Quanto à questão do dependente de cocaína, e em especial do crack, dizer que não quer ajuda é a mais pura verdade. O crack provoca um tipo de dependência perversa em minha opinião uma das mais severas. Costumo dizer que com o crack tudo anda velozmente, menos sua restauração.

Esse tipo de dependente tem uma subserviência absurda à droga. Pessoas inteligentes, competentes, educadas, higiênicas, num tempo recorde se tornam pessoas repulsivas cujo único objetivo é fumar, fumar, até exaurir suas energias.

Quanto à recidiva, a popular e temível recaída: em minha opinião ela faz parte do processo de restauração, principalmente no caso de usuários de crack. Mas a melhor notícia é que há uma saída para as drogas.
 
Costumo dizer que a restauração de vidas de pessoas dependentes em SPA é difícil, dispendiosa, doída e demorada. Não há como restaurar alguém com prazo fatal.

Falando serio: esse assunto drogas já deveria ter entrado em pauta nacional com prioridade máxima. Também não é mais um assunto engessado e da competência de uma única disciplina, como outrora sujeita apenas ao âmbito do direito. Também não é uma questão onde a ciência possa dar a última palavra, por uma razão muito simples; até hoje não há chá, comprimido, xarope, injeção, supositório, choque, acupuntura, cirurgia, procedimentos psicoemocionais que por si sós tenham trazido algum resultado com êxito.

Entretanto o Brasil tem Know Haw sobre esse assunto. As comunidades terapêuticas pouco citadas são as pioneiras no atendimento ao dependente químico desde 1967. No Brasil, mais precisamente, na cidade de Goiânia teve inicio o primeiro trabalho com esse segmento e com êxito. As Comunidades Terapêuticas conciliam com sabedoria ciência e espiritualidade, a espiritualidade compreendida como o Poder de Deus utilizado como instrumento para libertação das pessoas.

O que está faltando em minha opinião é humildade para que possamos sentar juntos e trocar ideias a respeito de tudo que possa ser somado a favor da vida dessas pessoas.

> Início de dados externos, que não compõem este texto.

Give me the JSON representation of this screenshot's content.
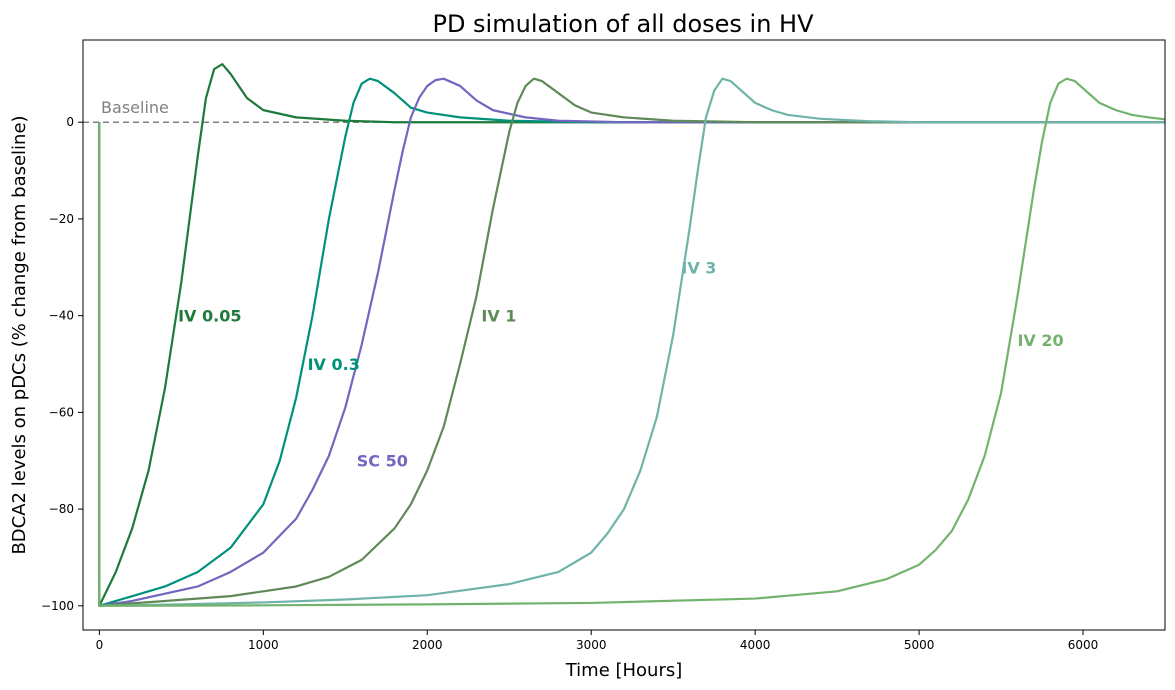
{
  "chart_data": {
    "type": "line",
    "title": "PD simulation of all doses in HV",
    "xlabel": "Time [Hours]",
    "ylabel": "BDCA2 levels on pDCs (% change from baseline)",
    "xlim": [
      -100,
      6500
    ],
    "ylim": [
      -105,
      17
    ],
    "xticks": [
      0,
      1000,
      2000,
      3000,
      4000,
      5000,
      6000
    ],
    "yticks": [
      -100,
      -80,
      -60,
      -40,
      -20,
      0
    ],
    "grid": false,
    "legend": "none",
    "baseline": {
      "value": 0,
      "label": "Baseline",
      "style": "dashed",
      "color": "#808080"
    },
    "series": [
      {
        "name": "IV 0.05",
        "color": "#1e7a3a",
        "label_at": [
          480,
          -40
        ],
        "initial": -100,
        "x": [
          0,
          100,
          200,
          300,
          400,
          500,
          550,
          600,
          650,
          700,
          750,
          800,
          900,
          1000,
          1200,
          1500,
          1800,
          2200,
          6500
        ],
        "y": [
          -100,
          -93,
          -84,
          -72,
          -55,
          -33,
          -20,
          -7,
          5,
          11,
          12,
          10,
          5,
          2.5,
          1,
          0.3,
          0,
          0,
          0
        ]
      },
      {
        "name": "IV 0.3",
        "color": "#00917a",
        "label_at": [
          1270,
          -50
        ],
        "initial": -100,
        "x": [
          0,
          200,
          400,
          600,
          800,
          1000,
          1100,
          1200,
          1300,
          1400,
          1500,
          1550,
          1600,
          1650,
          1700,
          1800,
          1900,
          2000,
          2200,
          2500,
          3000,
          6500
        ],
        "y": [
          -100,
          -98,
          -96,
          -93,
          -88,
          -79,
          -70,
          -57,
          -40,
          -20,
          -3,
          4,
          8,
          9,
          8.5,
          6,
          3,
          2,
          1,
          0.3,
          0,
          0
        ]
      },
      {
        "name": "SC 50",
        "color": "#7267be",
        "label_at": [
          1570,
          -70
        ],
        "initial": -100,
        "x": [
          0,
          200,
          400,
          600,
          800,
          1000,
          1200,
          1300,
          1400,
          1500,
          1600,
          1700,
          1800,
          1850,
          1900,
          1950,
          2000,
          2050,
          2100,
          2200,
          2300,
          2400,
          2600,
          2800,
          3200,
          6500
        ],
        "y": [
          -100,
          -99,
          -97.5,
          -96,
          -93,
          -89,
          -82,
          -76,
          -69,
          -59,
          -46,
          -31,
          -14,
          -6,
          1,
          5,
          7.5,
          8.7,
          9,
          7.5,
          4.5,
          2.5,
          1,
          0.3,
          0,
          0
        ]
      },
      {
        "name": "IV 1",
        "color": "#5f8a58",
        "label_at": [
          2330,
          -40
        ],
        "initial": -100,
        "x": [
          0,
          400,
          800,
          1200,
          1400,
          1600,
          1800,
          1900,
          2000,
          2100,
          2200,
          2300,
          2400,
          2450,
          2500,
          2550,
          2600,
          2650,
          2700,
          2800,
          2900,
          3000,
          3200,
          3500,
          4000,
          6500
        ],
        "y": [
          -100,
          -99,
          -98,
          -96,
          -94,
          -90.5,
          -84,
          -79,
          -72,
          -63,
          -50,
          -36,
          -18,
          -10,
          -2,
          4,
          7.5,
          9,
          8.5,
          6,
          3.5,
          2,
          1,
          0.3,
          0,
          0
        ]
      },
      {
        "name": "IV 3",
        "color": "#6fb3a9",
        "label_at": [
          3550,
          -30
        ],
        "initial": -100,
        "x": [
          0,
          500,
          1000,
          1500,
          2000,
          2500,
          2800,
          3000,
          3100,
          3200,
          3300,
          3400,
          3500,
          3600,
          3650,
          3700,
          3750,
          3800,
          3850,
          3900,
          4000,
          4100,
          4200,
          4400,
          4700,
          5000,
          6500
        ],
        "y": [
          -100,
          -99.7,
          -99.3,
          -98.7,
          -97.8,
          -95.5,
          -93,
          -89,
          -85,
          -80,
          -72,
          -61,
          -44,
          -22,
          -10,
          1,
          6.5,
          9,
          8.5,
          7,
          4,
          2.5,
          1.5,
          0.7,
          0.2,
          0,
          0
        ]
      },
      {
        "name": "IV 20",
        "color": "#74b36e",
        "label_at": [
          5600,
          -45
        ],
        "initial": -100,
        "x": [
          0,
          1000,
          2000,
          3000,
          4000,
          4500,
          4800,
          5000,
          5100,
          5200,
          5300,
          5400,
          5500,
          5600,
          5700,
          5750,
          5800,
          5850,
          5900,
          5950,
          6000,
          6100,
          6200,
          6300,
          6400,
          6500
        ],
        "y": [
          -100,
          -99.9,
          -99.7,
          -99.4,
          -98.5,
          -97,
          -94.5,
          -91.5,
          -88.5,
          -84.5,
          -78,
          -69,
          -56,
          -36,
          -14,
          -4,
          4,
          8,
          9,
          8.5,
          7,
          4,
          2.5,
          1.5,
          1,
          0.6
        ]
      }
    ]
  }
}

O terceiro setor vem perseverando nessa luta e se não fosse o atendimento no anonimato desses pioneiros estaríamos numa situação muito pior. Estamos na era da mediação, do dialogo e precisamos esquecer um pouco o status e fixar nossos esforços em devolver a saúde e evitar a morte dessas pessoas. Não há maior láurea que acompanhar a restauração de um ser humano, principalmente se esse ser humano for uma criança ou um adolescente.

 
Conceição Cinti, é advogada, educadora, especialista em Tratamento do Dependente em Substâncias Psicoativas, com experiência de mais de três décadas.